Pope Francis greets journalists including Bart Jones of Newsday, left,...

Pope Francis greets journalists including Bart Jones of Newsday, left, and Rosa Flores of CNN, on his flight from Rome to Havana, Saturday, Sept. 19, 2015. Credit: Twitter

The Philadelphia police -- or at least whatever combination of police were assisting the Vatican news corps, since law enforcement agents came from around the state for the pope's visit -- made up for a tense standoff with the media on Saturday at Independence Hall by giving a royal departure on Sunday.

After leaving the pope's Mass Sunday following his homily, the Vatican news corps was escorted by a convoy that included a half-dozen police on motorcycles with blue lights flashing, along with marked and unmarked cars that also had their lights flashing.

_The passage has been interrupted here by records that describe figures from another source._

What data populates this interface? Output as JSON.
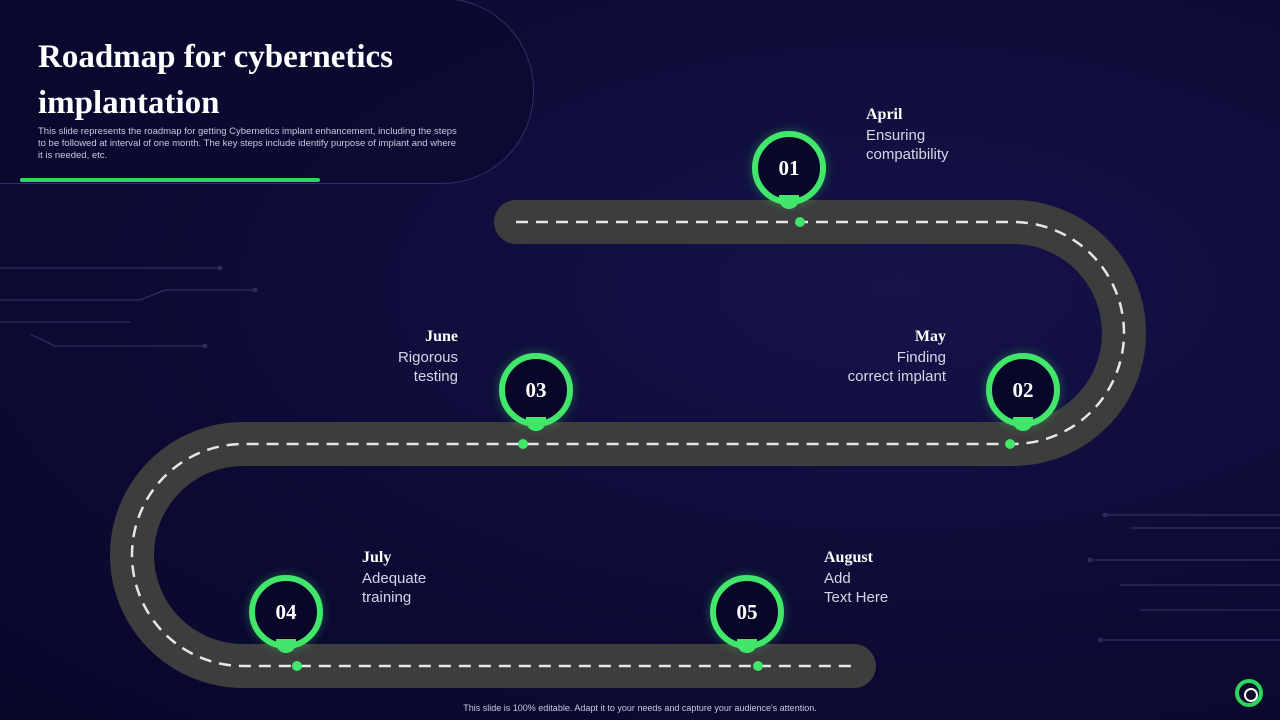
{
  "slide": {
    "title": "Roadmap for cybernetics implantation",
    "description": "This slide represents the roadmap for getting Cybernetics implant enhancement, including the steps to be followed at interval of one month. The key steps include identify purpose of implant and where it is needed, etc.",
    "footer": "This slide is 100% editable. Adapt it to your needs and capture your audience's attention."
  },
  "milestones": [
    {
      "number": "01",
      "month": "April",
      "text": "Ensuring\ncompatibility"
    },
    {
      "number": "02",
      "month": "May",
      "text": "Finding\ncorrect implant"
    },
    {
      "number": "03",
      "month": "June",
      "text": "Rigorous\ntesting"
    },
    {
      "number": "04",
      "month": "July",
      "text": "Adequate\ntraining"
    },
    {
      "number": "05",
      "month": "August",
      "text": "Add\nText Here"
    }
  ],
  "colors": {
    "background": "#0d0b35",
    "road": "#3d3d3d",
    "accent": "#41e66a",
    "dash": "#e6e6e6"
  },
  "icons": {
    "logo": "brand-ring-logo"
  }
}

They even shut down a major three-lane highway at an entrance ramp so we could get on quickly. Cars that had been zooming down the highway were literally stopped in their tracks so we could get to the airport before the pope.

On Saturday, police initially kept the news corps from leaving the Independence Hall area and almost made media members late for a festival along Benjamin Franklin Parkway.

After the 45-minute news conference aboard the flight back to Rome, journalists frantically divided up questions and answers to translate from the Italian or the Spanish the pope spoke into English for the English-speaking reporters.

As each journalist finished his or her question, they gave it to the journalist who was in charge of compiling the unofficial transcript. But then her computer ran out of power -- and there was no power outlet on the plane.

She and others spent more than an hour trying different methods to inject it with power. Meanwhile, time was ticking by and the pope's plane would be landing soon -- and journalists needed to get out the news.

They finally figured a way to power it from another computer, and soon a flash drive with the transcript was passed around.

The plane landed, we got off and went into the passport control area in Rome. Suddenly, the groggy journalist in charge of the transcript realized she had never gotten back her passport from the Vatican press aides who kept them during the trip and handed them back during the return flight.

Panicked, she and colleagues tried to call the Vatican aides. They finally located one, and she got her passport back.

The journalists from around the world who accompanied the pope on his historic trip to Cuba and the United States were bleary eyed after the overnight flight from Philadelphia, and the entire 9-day, round-the-clock, whirlwind journey.

Most wanted to file their stories and go home or to their hotel to sleep.

And the 78-year-old pope? He went to the Basilica di Santa Maria Maggiore in Rome to pray and thank the Virgin Mary for his trip.